In a major shake up of the Vatican's administration on Saturday, Pope Francis replaced Catholicism's top theologian, a conservative German cardinal who has been at odds with the pontiff's vision of a more inclusive Church.
A brief Vatican statement said Cardinal Gerhard Ludwig Mueller's five-year mandate as head of the Congregation for the Doctrine of the Faith, a key department charged with defending Catholic doctrine, would not be renewed.
Mueller, 69, who was appointed by former Pope Benedict in 2012, will be succeeded by the department's number two, Archbishop Luis Francisco Ladaria Ferrer.
Ladaria, a 73-year-old Spaniard who, like the Argentine pope is a member of the Jesuit order, is said by those who know him to be a soft-spoken person who shuns the limelight. Mueller, by contrast, often appears in the media.
"They speak the same language and Ladaria is someone who is meek. He does not agitate the pope and does not threaten him," said a priest who works in the Vatican and knows both Mueller and Ladaria, asking not to be named.
Since his election in 2013, Francis has given hope to progressives who want him to forge ahead with his vision for a more welcoming Church that concentrates on mercy rather than the strict enforcement of rigid rules they see as antiquated.
Mueller is one of several cardinals in the Vatican who have publicly sparred with the pope.

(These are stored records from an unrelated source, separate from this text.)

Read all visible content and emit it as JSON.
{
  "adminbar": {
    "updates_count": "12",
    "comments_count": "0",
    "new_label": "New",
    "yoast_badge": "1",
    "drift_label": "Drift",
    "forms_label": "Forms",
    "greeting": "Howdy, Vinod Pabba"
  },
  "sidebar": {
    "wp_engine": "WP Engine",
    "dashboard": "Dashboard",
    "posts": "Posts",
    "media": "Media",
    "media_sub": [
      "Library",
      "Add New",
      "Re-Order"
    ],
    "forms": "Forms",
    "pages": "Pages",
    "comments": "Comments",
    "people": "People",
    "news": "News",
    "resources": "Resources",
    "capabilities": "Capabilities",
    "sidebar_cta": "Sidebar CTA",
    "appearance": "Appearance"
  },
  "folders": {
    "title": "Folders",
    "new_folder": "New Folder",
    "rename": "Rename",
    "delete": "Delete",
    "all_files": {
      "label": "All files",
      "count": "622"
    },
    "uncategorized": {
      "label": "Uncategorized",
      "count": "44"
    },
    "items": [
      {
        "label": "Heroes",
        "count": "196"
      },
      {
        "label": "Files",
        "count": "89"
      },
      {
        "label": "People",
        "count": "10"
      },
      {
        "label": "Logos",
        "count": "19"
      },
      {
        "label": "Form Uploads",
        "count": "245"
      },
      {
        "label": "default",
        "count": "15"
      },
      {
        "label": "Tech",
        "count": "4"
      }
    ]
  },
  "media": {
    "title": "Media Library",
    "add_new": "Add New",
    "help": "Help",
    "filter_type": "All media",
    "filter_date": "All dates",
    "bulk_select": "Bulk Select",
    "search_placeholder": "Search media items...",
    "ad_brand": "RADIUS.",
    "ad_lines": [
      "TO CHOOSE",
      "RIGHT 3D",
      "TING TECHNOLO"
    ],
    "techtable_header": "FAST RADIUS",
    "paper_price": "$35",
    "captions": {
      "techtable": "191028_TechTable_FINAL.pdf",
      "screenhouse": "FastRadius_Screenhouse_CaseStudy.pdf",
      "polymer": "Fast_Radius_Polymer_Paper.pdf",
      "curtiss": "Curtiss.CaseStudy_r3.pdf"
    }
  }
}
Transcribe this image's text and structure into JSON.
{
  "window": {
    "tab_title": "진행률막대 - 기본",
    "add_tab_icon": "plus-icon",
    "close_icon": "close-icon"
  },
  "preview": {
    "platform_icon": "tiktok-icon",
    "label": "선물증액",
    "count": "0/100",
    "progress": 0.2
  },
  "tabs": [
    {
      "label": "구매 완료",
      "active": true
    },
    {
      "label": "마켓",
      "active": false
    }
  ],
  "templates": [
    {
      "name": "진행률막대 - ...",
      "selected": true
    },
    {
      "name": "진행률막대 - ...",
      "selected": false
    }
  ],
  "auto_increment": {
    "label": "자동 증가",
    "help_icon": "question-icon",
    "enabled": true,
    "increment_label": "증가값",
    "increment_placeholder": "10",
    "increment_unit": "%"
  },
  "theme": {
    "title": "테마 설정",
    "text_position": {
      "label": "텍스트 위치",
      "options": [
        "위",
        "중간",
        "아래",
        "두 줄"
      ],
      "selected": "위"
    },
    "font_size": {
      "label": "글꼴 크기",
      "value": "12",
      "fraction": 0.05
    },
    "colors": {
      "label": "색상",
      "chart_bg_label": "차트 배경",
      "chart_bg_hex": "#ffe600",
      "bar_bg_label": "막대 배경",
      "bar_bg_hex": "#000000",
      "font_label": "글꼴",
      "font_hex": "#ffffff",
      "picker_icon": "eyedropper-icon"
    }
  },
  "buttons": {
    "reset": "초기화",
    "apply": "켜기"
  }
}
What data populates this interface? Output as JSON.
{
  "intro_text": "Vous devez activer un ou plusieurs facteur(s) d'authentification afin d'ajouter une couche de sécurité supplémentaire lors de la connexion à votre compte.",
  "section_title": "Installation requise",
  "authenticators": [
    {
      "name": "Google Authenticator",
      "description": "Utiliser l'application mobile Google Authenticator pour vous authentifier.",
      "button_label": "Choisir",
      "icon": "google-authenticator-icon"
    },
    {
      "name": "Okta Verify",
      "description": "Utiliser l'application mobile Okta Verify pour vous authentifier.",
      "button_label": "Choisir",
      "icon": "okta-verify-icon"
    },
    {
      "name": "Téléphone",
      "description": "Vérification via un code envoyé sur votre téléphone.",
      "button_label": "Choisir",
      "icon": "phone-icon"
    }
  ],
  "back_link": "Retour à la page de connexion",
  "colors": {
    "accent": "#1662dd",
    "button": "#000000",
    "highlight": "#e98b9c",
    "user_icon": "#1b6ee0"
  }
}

In 2015 he was among 13 cardinals who signed a secret letter to the pope complaining that a meeting of bishops discussing family issues was stacked in favor of liberals. The letter was leaked, embarrassing the signatories.
"Clearly, the pope and Cardinal Mueller have not been on the same page for five years," the priest said.
Mueller has criticized parts of a 2016 papal treatise called "Amoris Laetitia" (The Joy of Love), a cornerstone document of Francis' attempt to make the 1.2 billion-member Church more inclusive and less condemning.
In it, Francis called for a Church that is less strict and more compassionate toward any "imperfect" members, such as those who divorced and remarried, saying "no one can be condemned forever."
Conservatives have concentrated their criticism on the document's opening to Catholics who divorce and remarry in civil ceremonies, without getting Church annulments.
Under Church law they cannot receive communion unless they abstain from sex with their new partner, because their first marriage is still valid in the eyes of the Church and therefore they are seen to be living in an adulterous state of sin.
In the document the pope sided with progressives who had proposed an "internal forum" in which a priest or bishop decide jointly with the individual on a case-by-case basis if he or she can be fully re-integrated and receive communion.
After the document was published Catholic bishops in some countries, including Germany, enacted guidelines on how priests could allow some divorced and remarried Catholics to receive the sacraments.
But Mueller has said there should be no exceptions, making him a hero to conservatives who have made the issue a rallying point for their opposition to Francis.